Le Registre du Faiseur de Guillotines
Lire le chapitre 24: The Debt Paid
L’aube était grise sur le quai de la Ferraille, une bruine fine qui collait aux pavés et faisait luire les toits comme de l’étain. Étienne marchait vite, le col de sa veste relevé, quand il vit la silhouette immobile devant la porte de son atelier.
Deux gendarmes. Et entre eux, Sanson.
Le bourreau était méconnaissable. Les mains liées dans le dos, le visage marbré de bleus, un œil fermé à demi. Sa chemise était déchirée à l’épaule, comme s’il avait été traîné sur les pierres. Pourtant, il tenait droite sa haute stature, et même dans la défaite, il conservait cette dignité froide qui faisait taire les foules.
Étienne s’arrêta net. Son cœur fit un tour dans sa poitrine.
« Laissez-le passer, dit l’un des gendarmes en posant une main sur la crosse de son pistolet. Ordre du Comité.
— Sur quel chef ? demanda Étienne, la voix éraillée.
— Conspiration contre la sûreté de la République. »
Le mot tomba comme une lame de guillotine. Sanson leva son œil valide vers lui, et dans ce regard, Étienne lut tout : l’avertissement muet, le regret, et surtout l’interdit. *Ne dis rien. Ne bouge pas.
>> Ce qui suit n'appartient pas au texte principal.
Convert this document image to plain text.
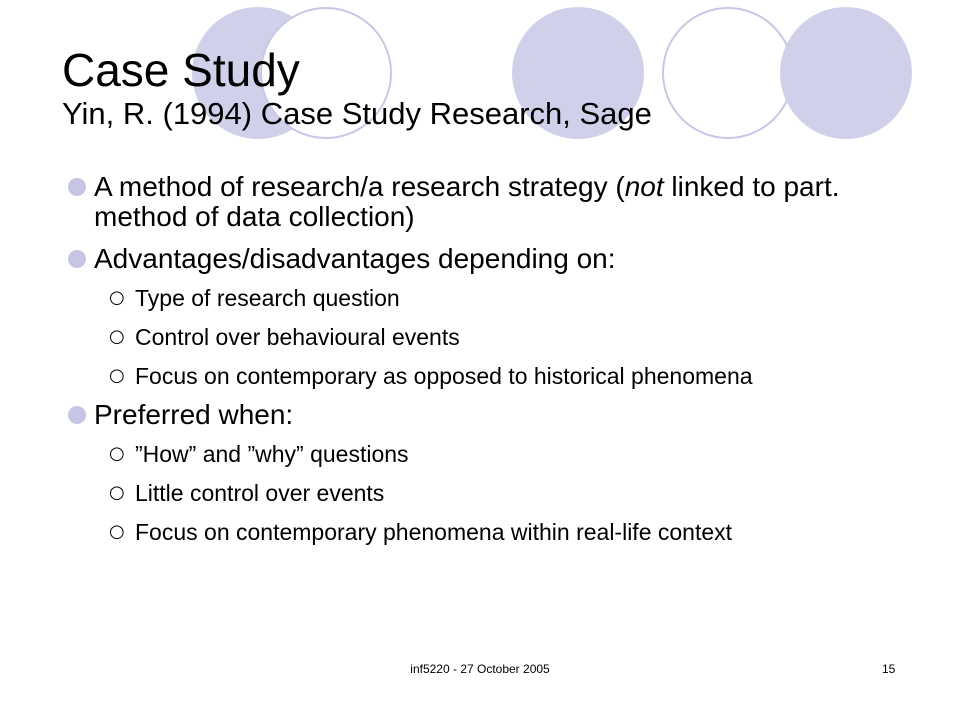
Case Study
Yin, R. (1994) Case Study Research, Sage
A method of research/a research strategy (not linked to part. method of data collection)
Advantages/disadvantages depending on:
○ Type of research question
○ Control over behavioural events
○ Focus on contemporary as opposed to historical phenomena
Preferred when:
○ ”How” and ”why” questions
○ Little control over events
○ Focus on contemporary phenomena within real-life context
inf5220 - 27 October 2005	15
Ne me sauve pas.*
Le gendarme poussa Sanson en avant, et le bourreau trébucha. Étienne fit un pas pour le rattraper, mais Sanson secoua presque imperceptiblement la tête.
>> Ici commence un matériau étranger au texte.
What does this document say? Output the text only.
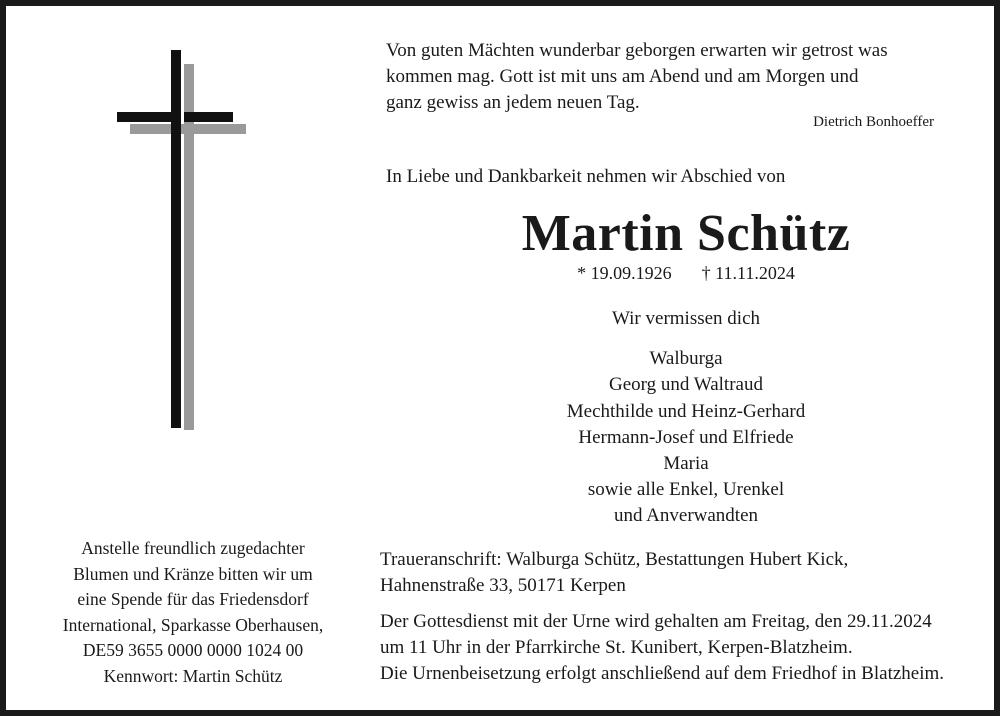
Von guten Mächten wunderbar geborgen erwarten wir getrost was
kommen mag. Gott ist mit uns am Abend und am Morgen und
ganz gewiss an jedem neuen Tag.
Dietrich Bonhoeffer
In Liebe und Dankbarkeit nehmen wir Abschied von
Martin Schütz
* 19.09.1926 † 11.11.2024
Wir vermissen dich
Walburga
Georg und Waltraud
Mechthilde und Heinz-Gerhard
Hermann-Josef und Elfriede
Maria
sowie alle Enkel, Urenkel
und Anverwandten
Anstelle freundlich zugedachter
Blumen und Kränze bitten wir um
eine Spende für das Friedensdorf
International, Sparkasse Oberhausen,
DE59 3655 0000 0000 1024 00
Kennwort: Martin Schütz
Traueranschrift: Walburga Schütz, Bestattungen Hubert Kick,
Hahnenstraße 33, 50171 Kerpen
Der Gottesdienst mit der Urne wird gehalten am Freitag, den 29.11.2024
um 11 Uhr in der Pfarrkirche St. Kunibert, Kerpen-Blatzheim.
Die Urnenbeisetzung erfolgt anschließend auf dem Friedhof in Blatzheim.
« Tu sais ce que tu dois faire, murmura Sanson, ou plutôt ce que tu ne dois pas faire. »
Les gendarmes ne lui laissèrent pas le temps d’en dire plus. Ils l’emmenèrent vers la rue Saint-Honoré, et Étienne resta planté sous la pluie, les mains tremblantes.
Il savait ce que Sanson voulait dire. Il y avait douze ans de cela, à l’hiver 1781, une dette avait été contractée. Son frère cadet, Augustin, avait volé une montre en or à un noble de passage pour payer les dettes de jeu de leur père. Le vol était passible de la potence. Mais Sanson, alors jeune exécuteur des arrêts criminels de Paris, avait attesté que le garçon travaillait pour lui, qu’il était nécessaire à l’entretien des instruments, et le juge avait commué la peine en travaux forcés. Augustin était mort de la fièvre en prison deux ans plus tard, mais la dette n’avait jamais été payée. Sanson ne l’avait jamais réclamée.
Jusqu’à présent. Non, pas réclamée — *implorée*, mais pour lui dire de l’oublier.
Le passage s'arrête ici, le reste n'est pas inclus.